Comment by rlpb

5 years ago

Would such an app hold the sqlite database open while the user has the document "open", and live-write user changes back to the database immediately? Or would it follow the traditional model of the user choosing to "Save"?

I worked on an app that did the former many years ago (to an Access database, not sqlite), and it did not go well because this broke user expectations on the usual "open/save/save as" model.

The save model at the UX level is completely orthogonal to the application file format. You could implement either model with an SQLite DB file.

One quick-and-dirty way to maintain the traditional model would be to copy the on-disk DB into an in-memory DB, then make any changes in memory; when the user clicks Save, the application would then move the old on-disk DB, open a new one with the old's original filename, copy everything from the in-memory DB into the new on-disk DB, and delete the old on-disk DB.

Another option would be to keep both the in-memory and on-disk copies open, and then update the on-disk version in-place with the in-memory version's data when the user clicks Save. SQLite has built-in support for connecting multiple DBs (such that you can query both in the same statement) to make this straightforward.

I think the former is preferable and most modern users will prefer it.
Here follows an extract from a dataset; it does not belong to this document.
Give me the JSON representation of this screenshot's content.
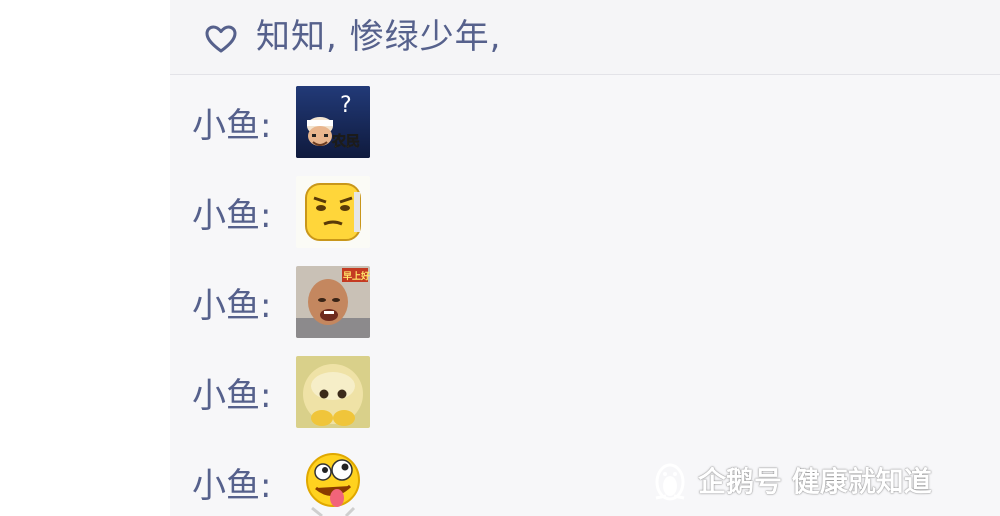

However if your users are upset about it, you could do the later, or you could do the former and give them a dummy/placebo "save" option that does nothing, or maybe VACUUMs the DB.

  • The problem is not Save, the problem is when you close the app without using Save - the user will expect that to work like Cancel and discard all session changes.

I guess you could send changes to the DB on-the-fly inside a transaction, so when the user clicks "save" it's just a matter of running COMMIT? Not sure what effect that would have on performance as the transaction grows, though.

I think it would depend on the app (e.g. how document-like it is), but nowadays people will be much more used to the instant-save model due to things like Google Docs, OneNote, and phone apps.